December 22, 2011

Friday, 22 December 1911


Wilson's sketch of the view at the lunch camp of 19th December, showing Mt. Deakin to the left, Keltie Glacier, and part of Mt. Kinsey on the extreme right. He made a number of sketches, often panoramas like this one. [1]

On the flyleaf of his new journal for the summit journey, Scott noted, "Ages: Self 43, Wilson 39, Evans (P.O.) 37, Oates 32, Bowers 28. Average 36." [2]

"We started with our heavy loads about 9.20," he wrote, "I in some trepidation -- quickly dissipated as we went off and up a slope at a smart pace. The second sledge came close behind us, showing that we have weeded the weak spots and made the proper choice for the returning party."

Their 7 1/2 hours for the day, with a long break at lunch to mend a broken sledge-meter, covered 12 miles (19.3 km).

"To-morrow we march longer hours, about 9 I hope. Every day the loads will lighten, and so we ought to make the requisite progress. I think we have climbed about 250 feet to-day, but thought it more on the march.... The weather has been beautifully fine all day as it was last night. (Night Temp. -9°.) This morning there was an hour or so of haze due to clouds from the N. Now it is perfectly clear, and we get a fine view of the mountain behind which Wilson has just been sketching."

Here they made their Upper Glacier depot, at 85°13'. Bowers noted that they left here "two half-weekly units for return of the two parties, also all crampons and glacier gear, such as ice-axes, crowbar, spare Alpine rope, etc., personal gear, medical, and in fact everything we could dispense with. I left my old finnesko, wind trousers and some other spare gear in a bag for going back." [3] The cairn was marked with two spare 10-ft. sledge runners and a black flag.

The two parties now consisted of Scott, Wilson, Oates, and P.O. Evans on one sledge, and Lt. Evans, Bowers, Lashly, and Crean on the other.

"It was a sad job saying good-bye," wrote Cherry in his diary. "It was thick, snowing and drifting clouds when we started back after making the depôt, and the last we saw of them as we swung the sledge north was a black dot just disappearing over the next ridge and a big white pressure wave ahead of them.... Scott said some nice things when we said good-bye. Anyway he has only to average seven miles a day to get to the Pole on full rations -- it's practically a cert for him. I do hope he takes Bill and Birdie. The view over the ice-falls and pressure by the Mill Glacier from the top of the ice-falls is one of the finest things I have ever seen. Atch is doing us proud." [4]


"Bitter this morning," wrote Amundsen. "SE'ly breeze and biting cold. Almost overcast. Very difficult to see the terrain. Bj[aaland] therefore soon lost our tracks. Luckily it eased and cleared up." [5]

Despite the poor visibility, they found that they were in fact heading directly for their next cairn.

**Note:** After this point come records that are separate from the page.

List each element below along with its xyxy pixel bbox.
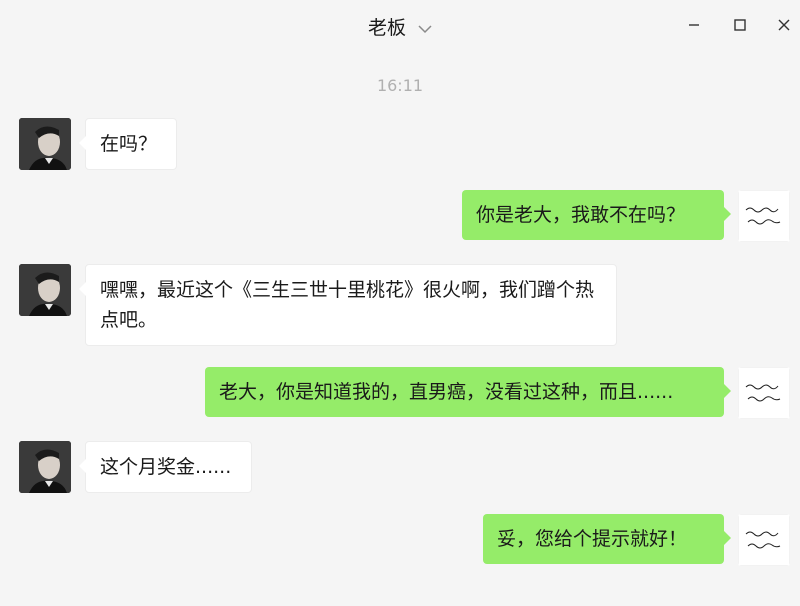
title-bar: 老板 (0, 0, 800, 56)
chat-title-dropdown[interactable]: 老板 (0, 14, 800, 42)
message-bubble-incoming[interactable]: 嘿嘿，最近这个《三生三世十里桃花》很火啊，我们蹭个热点吧。 (79, 264, 617, 346)
message-bubble-outgoing[interactable]: 老大，你是知道我的，直男癌，没看过这种，而且...... (205, 367, 731, 417)
message-bubble-outgoing[interactable]: 妥，您给个提示就好！ (483, 514, 731, 564)
maximize-button[interactable] (727, 12, 753, 38)
message-bubble-outgoing[interactable]: 你是老大，我敢不在吗？ (462, 190, 731, 240)
minimize-button[interactable] (681, 12, 707, 38)
chevron-down-icon (418, 24, 432, 33)
close-button[interactable] (771, 12, 797, 38)
contact-avatar[interactable] (19, 118, 71, 170)
message-bubble-incoming[interactable]: 这个月奖金...... (79, 441, 252, 493)
maximize-icon (734, 19, 746, 31)
message-bubble-incoming[interactable]: 在吗？ (79, 118, 177, 170)
message-timestamp: 16:11 (376, 76, 424, 95)
my-avatar[interactable] (738, 514, 790, 566)
chat-title: 老板 (367, 17, 406, 39)
my-avatar[interactable] (738, 190, 790, 242)
contact-avatar[interactable] (19, 441, 71, 493)
close-icon (778, 19, 790, 31)
contact-avatar[interactable] (19, 264, 71, 316)
minimize-icon (689, 24, 699, 26)
my-avatar[interactable] (738, 367, 790, 419)
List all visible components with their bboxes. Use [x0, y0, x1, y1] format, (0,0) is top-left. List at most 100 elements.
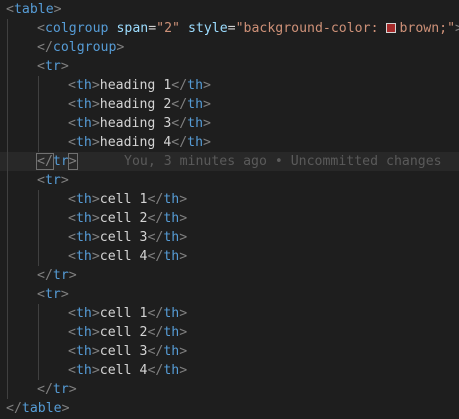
indent-guide — [7, 342, 8, 361]
code-line[interactable]: </colgroup> — [0, 38, 459, 57]
cell-text: heading 3 — [99, 116, 172, 131]
close-angle-bracket: > — [60, 59, 69, 74]
close-angle-bracket: > — [91, 97, 100, 112]
code-line[interactable]: <th>heading 2</th> — [0, 95, 459, 114]
code-line[interactable]: <th>heading 4</th> — [0, 133, 459, 152]
close-angle-bracket: > — [203, 97, 211, 112]
close-angle-bracket: > — [203, 78, 211, 93]
open-angle-bracket: </ — [6, 401, 22, 416]
code-line[interactable]: <th>cell 4</th> — [0, 361, 459, 380]
tag-name: th — [75, 211, 92, 226]
code-line[interactable]: <th>cell 2</th> — [0, 323, 459, 342]
code-line[interactable]: <th>cell 1</th> — [0, 304, 459, 323]
code-line[interactable]: <tr> — [0, 285, 459, 304]
open-angle-bracket: < — [68, 211, 76, 226]
indent-guide — [7, 361, 8, 380]
code-line[interactable]: </tr> — [0, 266, 459, 285]
close-angle-bracket: > — [179, 192, 188, 207]
tag-name: tr — [52, 382, 69, 397]
tag-name: th — [187, 97, 204, 112]
indent-guide — [7, 266, 8, 285]
code-line[interactable]: <th>cell 1</th> — [0, 190, 459, 209]
close-angle-bracket: > — [179, 306, 188, 321]
code-line[interactable]: <th>cell 2</th> — [0, 209, 459, 228]
code-line-content: <th>heading 1</th> — [68, 76, 211, 95]
code-line[interactable]: <th>heading 3</th> — [0, 114, 459, 133]
indent-guide — [38, 133, 39, 152]
open-angle-bracket: </ — [171, 78, 188, 93]
tag-name: colgroup — [44, 21, 109, 36]
open-angle-bracket: < — [68, 325, 76, 340]
indent-guide — [7, 209, 8, 228]
tag-name: th — [75, 249, 92, 264]
code-line[interactable]: <tr> — [0, 57, 459, 76]
indent-guide — [7, 171, 8, 190]
equals-sign: = — [148, 21, 157, 36]
open-angle-bracket: < — [37, 59, 45, 74]
cell-text: cell 2 — [99, 211, 148, 226]
code-line-content: <th>heading 3</th> — [68, 114, 211, 133]
code-line[interactable]: <th>heading 1</th> — [0, 76, 459, 95]
code-line[interactable]: </tr> You, 3 minutes ago • Uncommitted ch… — [0, 152, 459, 171]
open-angle-bracket: < — [37, 287, 45, 302]
code-line[interactable]: <th>cell 4</th> — [0, 247, 459, 266]
code-editor[interactable]: <table> <colgroup span="2" style="backgro… — [0, 0, 459, 419]
open-angle-bracket: < — [37, 21, 45, 36]
open-angle-bracket: </ — [147, 344, 164, 359]
code-line[interactable]: <tr> — [0, 171, 459, 190]
open-angle-bracket: </ — [147, 230, 164, 245]
close-angle-bracket: > — [179, 344, 188, 359]
tag-name: tr — [44, 59, 61, 74]
code-line[interactable]: <table> — [0, 0, 459, 19]
color-swatch-icon[interactable] — [386, 23, 397, 33]
indent-guide — [7, 152, 8, 171]
code-line[interactable]: </table> — [0, 399, 459, 418]
code-line-content: </tr> — [37, 380, 77, 399]
code-line-content: <tr> — [37, 57, 69, 76]
indent-guide — [38, 95, 39, 114]
code-line[interactable]: <th>cell 3</th> — [0, 228, 459, 247]
open-angle-bracket: < — [68, 116, 76, 131]
code-line-content: <table> — [6, 0, 62, 19]
cell-text: cell 3 — [99, 230, 148, 245]
cell-text: heading 4 — [99, 135, 172, 150]
close-angle-bracket: > — [91, 116, 100, 131]
indent-guide — [7, 114, 8, 133]
open-angle-bracket: < — [68, 135, 76, 150]
indent-guide — [7, 304, 8, 323]
close-angle-bracket: > — [179, 325, 188, 340]
close-angle-bracket: > — [203, 135, 211, 150]
cell-text: cell 1 — [99, 306, 148, 321]
open-angle-bracket: < — [68, 97, 76, 112]
code-line-content: <th>cell 3</th> — [68, 342, 187, 361]
code-line[interactable]: </tr> — [0, 380, 459, 399]
tag-name: th — [163, 306, 180, 321]
indent-guide — [38, 76, 39, 95]
tag-name: th — [75, 97, 92, 112]
indent-guide — [7, 380, 8, 399]
open-angle-bracket: < — [37, 173, 45, 188]
tag-name: tr — [52, 154, 69, 169]
tag-name: tr — [44, 173, 61, 188]
attribute-value: brown;" — [399, 21, 456, 36]
close-angle-bracket: > — [91, 211, 100, 226]
code-line[interactable]: <th>cell 3</th> — [0, 342, 459, 361]
open-angle-bracket: </ — [171, 135, 188, 150]
open-angle-bracket: </ — [171, 116, 188, 131]
code-line-content: <th>cell 1</th> — [68, 190, 187, 209]
close-angle-bracket: > — [179, 249, 188, 264]
cell-text: cell 3 — [99, 344, 148, 359]
tag-name: th — [163, 192, 180, 207]
code-line-content: <th>heading 2</th> — [68, 95, 211, 114]
open-angle-bracket: < — [68, 192, 76, 207]
code-line[interactable]: <colgroup span="2" style="background-col… — [0, 19, 459, 38]
tag-name: th — [163, 325, 180, 340]
indent-guide — [38, 228, 39, 247]
open-angle-bracket: </ — [171, 97, 188, 112]
open-angle-bracket: < — [6, 2, 14, 17]
code-line-content: <th>cell 2</th> — [68, 209, 187, 228]
close-angle-bracket: > — [203, 116, 211, 131]
indent-guide — [38, 304, 39, 323]
cell-text: cell 2 — [99, 325, 148, 340]
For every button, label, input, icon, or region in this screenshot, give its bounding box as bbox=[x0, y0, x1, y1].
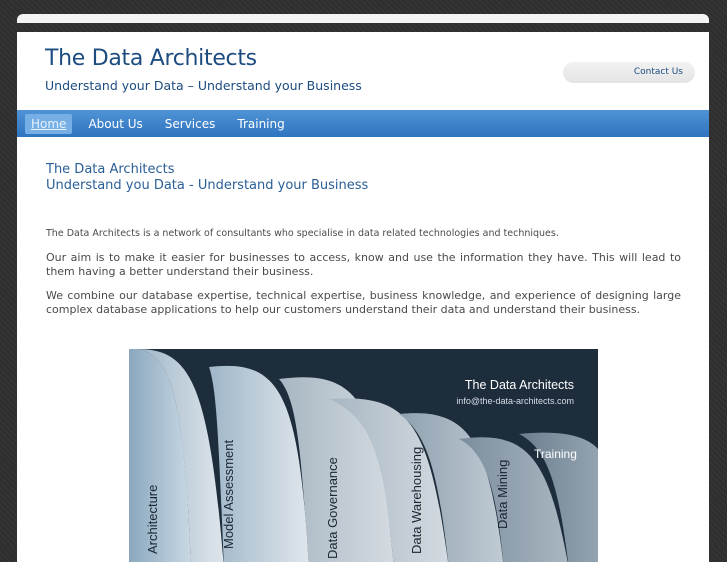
banner-label-training: Training bbox=[534, 447, 577, 461]
site-title: The Data Architects bbox=[45, 46, 257, 71]
contact-us-button[interactable]: Contact Us bbox=[563, 62, 695, 83]
banner-label-model-assessment: Model Assessment bbox=[221, 439, 236, 549]
intro-paragraph: The Data Architects is a network of cons… bbox=[46, 228, 559, 239]
aim-paragraph: Our aim is to make it easier for busines… bbox=[46, 250, 681, 279]
nav-item-training[interactable]: Training bbox=[231, 114, 290, 134]
banner-label-architecture: Architecture bbox=[145, 484, 160, 554]
banner-title: The Data Architects bbox=[464, 378, 574, 392]
expertise-paragraph: We combine our database expertise, techn… bbox=[46, 288, 681, 317]
banner-email: info@the-data-architects.com bbox=[456, 396, 574, 406]
main-content: The Data Architects Understand you Data … bbox=[46, 162, 681, 327]
page-container: The Data Architects Understand your Data… bbox=[17, 32, 709, 562]
site-tagline: Understand your Data – Understand your B… bbox=[45, 78, 362, 93]
site-header: The Data Architects Understand your Data… bbox=[17, 32, 709, 111]
services-banner-image: The Data Architects info@the-data-archit… bbox=[129, 349, 598, 562]
banner-label-data-governance: Data Governance bbox=[325, 457, 340, 559]
main-nav: Home About Us Services Training bbox=[17, 110, 709, 137]
banner-label-data-warehousing: Data Warehousing bbox=[409, 446, 424, 554]
nav-item-services[interactable]: Services bbox=[159, 114, 222, 134]
nav-item-home[interactable]: Home bbox=[25, 113, 73, 134]
banner-label-data-mining: Data Mining bbox=[495, 459, 510, 529]
nav-item-about-us[interactable]: About Us bbox=[82, 114, 148, 134]
content-heading-line2: Understand you Data - Understand your Bu… bbox=[46, 178, 369, 193]
browser-top-strip bbox=[17, 14, 709, 23]
content-heading-line1: The Data Architects bbox=[46, 162, 175, 177]
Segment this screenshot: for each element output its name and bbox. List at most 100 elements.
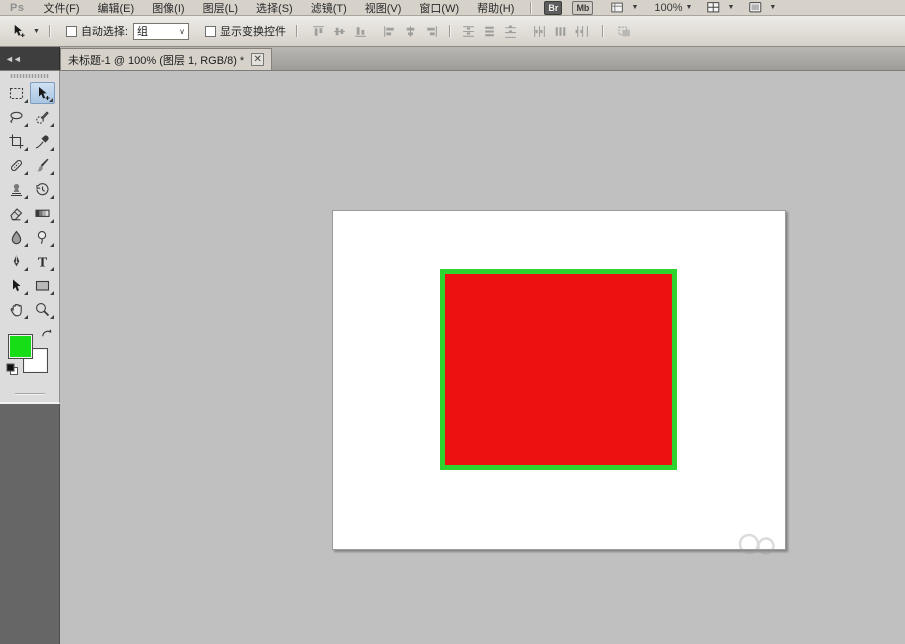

[1] Apsley Cherry-Garrard, The Worst Journey in the World, ch.X.
[2] R.F. Scott, Summit Journey diary, quoted in Scott's Last Expedition, v.1. Since this note is undated, it is not clear when Scott decided on the members of the polar party.
[3] Apsley Cherry-Garrard, The Worst Journey in the World, ch.XI.
[4] Apsley Cherry-Garrard, diary, 22 December, 1911, quoted in his The Worst Journey in the World, ch.XII.
[5] Roald Amundsen, diary, 23 December, 1911, quoted by Roland Huntford in Race for the South Pole : the expedition diaries of Scott and Amundsen (London : Continuum, c2010), p.201.